Вике было четырнадцать, брату семнадцать, когда мать, страстно влюбившись в заезжего циркача, решила уехать с ним в другой город.

Выбрав время, когда дома была только дочь, она начала собираться в дорогу.

- Вы поживете пока с отцом, — мать торопливо бросала в сумку вещи на глазах у окаменевшей от горя Вики, — а я устроюсь и приеду за вами.

Девочка не слышала ее слов. В голове непрерывной скороговоркой звучало — «мама нас бросает, мама нас бросает…».

Вика не помнила прощания с матерью, не слышала, как пришел домой отец, не видела, как он в мгновенье постарел, стоя перед опустевшим шкафом.

В юности отец был воздушным гимнастом. Он пришел в цирк после школы и остался в нем на всю жизнь. Цирковой шатер стал для него родным домом. В нем он встретил свою первую и единственную любовь.

Новенькая, начинающая карьеру гимнастка, привлекла его внешней беззащитностью и хрупкостью. Юноша потерял голову и, не долго думая, сделал ей предложение. Она скоропалительно согласилась.

И вот уже позади яркая, веселая цирковая свадьба, первый совместный год жизни в общежитии, шумные ссоры и бурные примирения. У молодой жены оказался упрямый нрав и маниакальная страсть к опасностям. Она ни в чем не желала уступать мужу, который, чтобы избежать скандалов, во всем с ней соглашался.

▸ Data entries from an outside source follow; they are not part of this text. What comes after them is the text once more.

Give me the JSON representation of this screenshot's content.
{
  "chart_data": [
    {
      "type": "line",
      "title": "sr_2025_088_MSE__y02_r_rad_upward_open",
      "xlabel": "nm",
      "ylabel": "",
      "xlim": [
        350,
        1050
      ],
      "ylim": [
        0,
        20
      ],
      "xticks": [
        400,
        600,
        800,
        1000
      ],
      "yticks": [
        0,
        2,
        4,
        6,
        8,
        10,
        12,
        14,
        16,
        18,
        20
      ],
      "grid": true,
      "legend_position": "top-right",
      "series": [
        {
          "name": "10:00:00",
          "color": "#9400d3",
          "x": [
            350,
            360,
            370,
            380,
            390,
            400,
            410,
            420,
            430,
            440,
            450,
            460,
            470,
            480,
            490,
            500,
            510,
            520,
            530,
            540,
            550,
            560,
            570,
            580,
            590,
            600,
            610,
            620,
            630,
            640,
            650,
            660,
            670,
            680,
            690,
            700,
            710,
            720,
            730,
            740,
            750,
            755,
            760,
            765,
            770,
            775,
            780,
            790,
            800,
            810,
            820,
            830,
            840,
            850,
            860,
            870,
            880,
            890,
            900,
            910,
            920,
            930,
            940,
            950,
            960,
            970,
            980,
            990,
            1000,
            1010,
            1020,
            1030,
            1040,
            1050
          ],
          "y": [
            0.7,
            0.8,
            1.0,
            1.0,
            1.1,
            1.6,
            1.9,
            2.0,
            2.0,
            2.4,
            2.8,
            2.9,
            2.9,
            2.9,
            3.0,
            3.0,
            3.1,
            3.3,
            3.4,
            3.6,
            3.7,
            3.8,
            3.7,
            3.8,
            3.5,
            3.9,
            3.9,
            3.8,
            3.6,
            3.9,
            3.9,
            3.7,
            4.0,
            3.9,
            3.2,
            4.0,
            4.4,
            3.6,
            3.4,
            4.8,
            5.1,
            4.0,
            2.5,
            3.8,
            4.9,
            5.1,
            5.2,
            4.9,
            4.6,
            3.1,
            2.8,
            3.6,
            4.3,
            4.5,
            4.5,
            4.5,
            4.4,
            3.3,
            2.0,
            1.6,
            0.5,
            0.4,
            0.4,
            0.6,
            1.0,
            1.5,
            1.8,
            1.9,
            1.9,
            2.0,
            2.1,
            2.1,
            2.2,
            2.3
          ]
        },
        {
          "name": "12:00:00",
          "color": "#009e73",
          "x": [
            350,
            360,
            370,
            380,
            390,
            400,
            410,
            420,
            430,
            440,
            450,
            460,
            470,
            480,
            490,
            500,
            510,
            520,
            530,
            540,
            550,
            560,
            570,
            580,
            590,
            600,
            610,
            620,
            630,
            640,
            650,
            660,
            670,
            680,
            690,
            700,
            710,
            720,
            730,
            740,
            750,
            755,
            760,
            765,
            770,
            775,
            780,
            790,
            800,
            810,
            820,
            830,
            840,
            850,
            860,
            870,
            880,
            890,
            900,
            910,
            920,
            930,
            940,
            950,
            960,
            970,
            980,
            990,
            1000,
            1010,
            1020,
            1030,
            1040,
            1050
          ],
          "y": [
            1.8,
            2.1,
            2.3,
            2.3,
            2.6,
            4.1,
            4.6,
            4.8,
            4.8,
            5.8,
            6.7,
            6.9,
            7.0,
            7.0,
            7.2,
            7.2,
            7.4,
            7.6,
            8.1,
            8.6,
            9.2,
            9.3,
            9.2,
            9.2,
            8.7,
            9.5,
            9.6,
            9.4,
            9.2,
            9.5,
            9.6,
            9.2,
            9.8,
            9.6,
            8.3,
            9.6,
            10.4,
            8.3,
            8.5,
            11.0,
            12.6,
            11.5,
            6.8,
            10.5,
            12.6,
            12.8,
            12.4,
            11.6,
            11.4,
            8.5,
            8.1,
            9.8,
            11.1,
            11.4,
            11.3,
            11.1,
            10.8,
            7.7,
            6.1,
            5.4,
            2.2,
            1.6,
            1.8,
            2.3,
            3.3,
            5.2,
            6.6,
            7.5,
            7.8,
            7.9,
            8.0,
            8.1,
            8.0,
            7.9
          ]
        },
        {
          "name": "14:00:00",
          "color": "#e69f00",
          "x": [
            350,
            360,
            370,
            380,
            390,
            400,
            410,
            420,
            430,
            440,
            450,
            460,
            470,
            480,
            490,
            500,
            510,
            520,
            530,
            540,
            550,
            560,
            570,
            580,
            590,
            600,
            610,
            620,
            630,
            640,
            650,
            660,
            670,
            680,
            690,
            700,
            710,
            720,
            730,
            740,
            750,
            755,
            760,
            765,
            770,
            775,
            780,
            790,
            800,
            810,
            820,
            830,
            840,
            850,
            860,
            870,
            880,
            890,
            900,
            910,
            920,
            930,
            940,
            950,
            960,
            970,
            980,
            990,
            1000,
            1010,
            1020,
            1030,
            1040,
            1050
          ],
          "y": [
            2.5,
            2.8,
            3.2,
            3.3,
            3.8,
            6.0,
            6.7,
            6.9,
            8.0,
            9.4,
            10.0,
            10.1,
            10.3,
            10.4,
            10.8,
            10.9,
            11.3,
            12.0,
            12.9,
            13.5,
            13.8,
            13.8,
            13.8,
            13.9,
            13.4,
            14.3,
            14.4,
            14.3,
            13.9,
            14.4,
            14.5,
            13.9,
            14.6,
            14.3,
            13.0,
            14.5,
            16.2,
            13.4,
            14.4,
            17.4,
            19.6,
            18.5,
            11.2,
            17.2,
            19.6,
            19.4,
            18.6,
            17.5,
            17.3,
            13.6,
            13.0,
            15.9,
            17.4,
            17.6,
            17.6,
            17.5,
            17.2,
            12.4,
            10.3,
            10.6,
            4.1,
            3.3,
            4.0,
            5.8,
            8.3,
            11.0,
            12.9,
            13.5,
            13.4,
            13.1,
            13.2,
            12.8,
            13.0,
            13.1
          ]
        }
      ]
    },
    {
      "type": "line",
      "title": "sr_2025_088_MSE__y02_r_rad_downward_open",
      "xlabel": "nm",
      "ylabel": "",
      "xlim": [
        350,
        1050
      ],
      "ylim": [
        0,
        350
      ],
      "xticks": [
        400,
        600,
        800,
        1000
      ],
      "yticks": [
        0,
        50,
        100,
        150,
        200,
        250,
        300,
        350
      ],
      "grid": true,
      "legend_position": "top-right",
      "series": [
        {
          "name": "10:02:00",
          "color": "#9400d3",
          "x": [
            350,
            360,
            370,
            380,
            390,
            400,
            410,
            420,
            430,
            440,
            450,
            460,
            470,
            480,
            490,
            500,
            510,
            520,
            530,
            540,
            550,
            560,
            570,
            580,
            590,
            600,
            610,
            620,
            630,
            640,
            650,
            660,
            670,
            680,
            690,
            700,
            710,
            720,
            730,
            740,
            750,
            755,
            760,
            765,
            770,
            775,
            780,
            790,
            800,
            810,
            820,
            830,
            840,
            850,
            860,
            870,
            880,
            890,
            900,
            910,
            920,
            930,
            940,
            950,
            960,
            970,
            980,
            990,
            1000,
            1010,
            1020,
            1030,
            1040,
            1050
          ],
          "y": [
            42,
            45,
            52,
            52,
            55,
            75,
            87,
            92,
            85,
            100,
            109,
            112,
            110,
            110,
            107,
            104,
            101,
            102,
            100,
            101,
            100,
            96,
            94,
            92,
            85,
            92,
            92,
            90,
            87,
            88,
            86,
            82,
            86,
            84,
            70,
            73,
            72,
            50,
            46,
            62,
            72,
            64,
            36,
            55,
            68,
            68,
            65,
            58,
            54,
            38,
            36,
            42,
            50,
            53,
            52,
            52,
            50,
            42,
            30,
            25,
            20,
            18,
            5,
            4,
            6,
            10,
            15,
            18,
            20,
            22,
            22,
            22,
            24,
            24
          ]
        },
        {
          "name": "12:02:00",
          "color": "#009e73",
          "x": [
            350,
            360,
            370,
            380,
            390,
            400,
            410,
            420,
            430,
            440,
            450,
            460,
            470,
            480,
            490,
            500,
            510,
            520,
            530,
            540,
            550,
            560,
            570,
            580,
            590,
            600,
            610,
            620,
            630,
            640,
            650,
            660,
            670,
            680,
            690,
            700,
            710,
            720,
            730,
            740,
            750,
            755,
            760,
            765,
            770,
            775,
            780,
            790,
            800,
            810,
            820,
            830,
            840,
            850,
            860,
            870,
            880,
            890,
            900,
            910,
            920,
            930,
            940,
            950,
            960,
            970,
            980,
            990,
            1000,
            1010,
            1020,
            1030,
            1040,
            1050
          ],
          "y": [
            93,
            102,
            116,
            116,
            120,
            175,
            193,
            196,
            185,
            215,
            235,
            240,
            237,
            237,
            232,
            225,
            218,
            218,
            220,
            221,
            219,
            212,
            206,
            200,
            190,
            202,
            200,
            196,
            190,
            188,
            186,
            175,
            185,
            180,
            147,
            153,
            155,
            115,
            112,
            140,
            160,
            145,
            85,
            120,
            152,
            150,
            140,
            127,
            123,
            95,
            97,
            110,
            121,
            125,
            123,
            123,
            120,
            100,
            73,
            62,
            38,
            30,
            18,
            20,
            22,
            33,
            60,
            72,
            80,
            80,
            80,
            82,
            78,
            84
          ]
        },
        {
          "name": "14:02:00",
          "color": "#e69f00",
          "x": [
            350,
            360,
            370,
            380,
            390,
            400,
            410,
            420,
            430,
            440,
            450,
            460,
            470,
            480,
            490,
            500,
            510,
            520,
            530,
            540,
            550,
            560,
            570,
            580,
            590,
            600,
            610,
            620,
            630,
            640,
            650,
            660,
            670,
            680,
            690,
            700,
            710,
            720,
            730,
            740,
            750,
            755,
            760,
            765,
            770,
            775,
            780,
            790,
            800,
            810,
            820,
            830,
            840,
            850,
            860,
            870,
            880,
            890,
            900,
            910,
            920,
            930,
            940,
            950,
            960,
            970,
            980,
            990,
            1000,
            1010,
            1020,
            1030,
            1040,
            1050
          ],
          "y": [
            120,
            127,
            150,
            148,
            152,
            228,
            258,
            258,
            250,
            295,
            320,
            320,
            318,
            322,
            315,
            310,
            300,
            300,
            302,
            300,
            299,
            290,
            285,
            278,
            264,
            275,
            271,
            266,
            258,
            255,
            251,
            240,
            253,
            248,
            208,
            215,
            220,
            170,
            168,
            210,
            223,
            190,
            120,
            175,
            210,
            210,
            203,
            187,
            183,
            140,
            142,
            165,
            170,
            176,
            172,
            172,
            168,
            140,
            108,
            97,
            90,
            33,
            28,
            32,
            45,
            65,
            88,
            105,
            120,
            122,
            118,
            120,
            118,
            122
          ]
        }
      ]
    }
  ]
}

«Будем летать под куполом, как птицы. Без страховки», — предложила она однажды, и он, как всегда, согласился. Полет закончился для него тяжелым сотрясением мозга и множественными переломами. Он чудом остался жив, упав с десятиметровой высоты.

Жена забегая между репетициями к нему в больницу, приносила немудреную ед и рассказывала цирковые новости. Своей вины в произошедшем несчастье она не чувствовала, а он и не думал ее винить.

На своей любимой профессии ему пришлось поставить крест. Он не смог расстаться с цирком и пошел учиться на клоуна.

Через два года он вышел на арену в клетчатом пиджаке и огромных оранжевых ботинках. С тоской взглянул на канаты натянутые под куполом, и начал представление.

Со временем он полюбил новую профессию. Ему нравилось смешить детей, которые приходили по нескольку раз на программу любимого клоуна.

Когда родился сын, он, в клетчатом пиджаке и оранжевых ботинках, залез на пятый этаж роддома, чтобы вручить жене огромный букет. Спустя три года он повторил этот аттракцион в день рождения дочери.

Почему-то именно эти два момента всплыли в его памяти, когда он стоял перед опустевшим шкафом.

Несколько месяцев Вика жила со своей болью, не замечая, что здоровье отца резко ухудшилось. В доме запахло сердечными каплями. Все чаще отец держался руками за сердце, пытаясь усмирить его сумасшедший ритм. Брат, загнав боль от предательства матери в самый дальний уголок души, с головой ушел в учебу.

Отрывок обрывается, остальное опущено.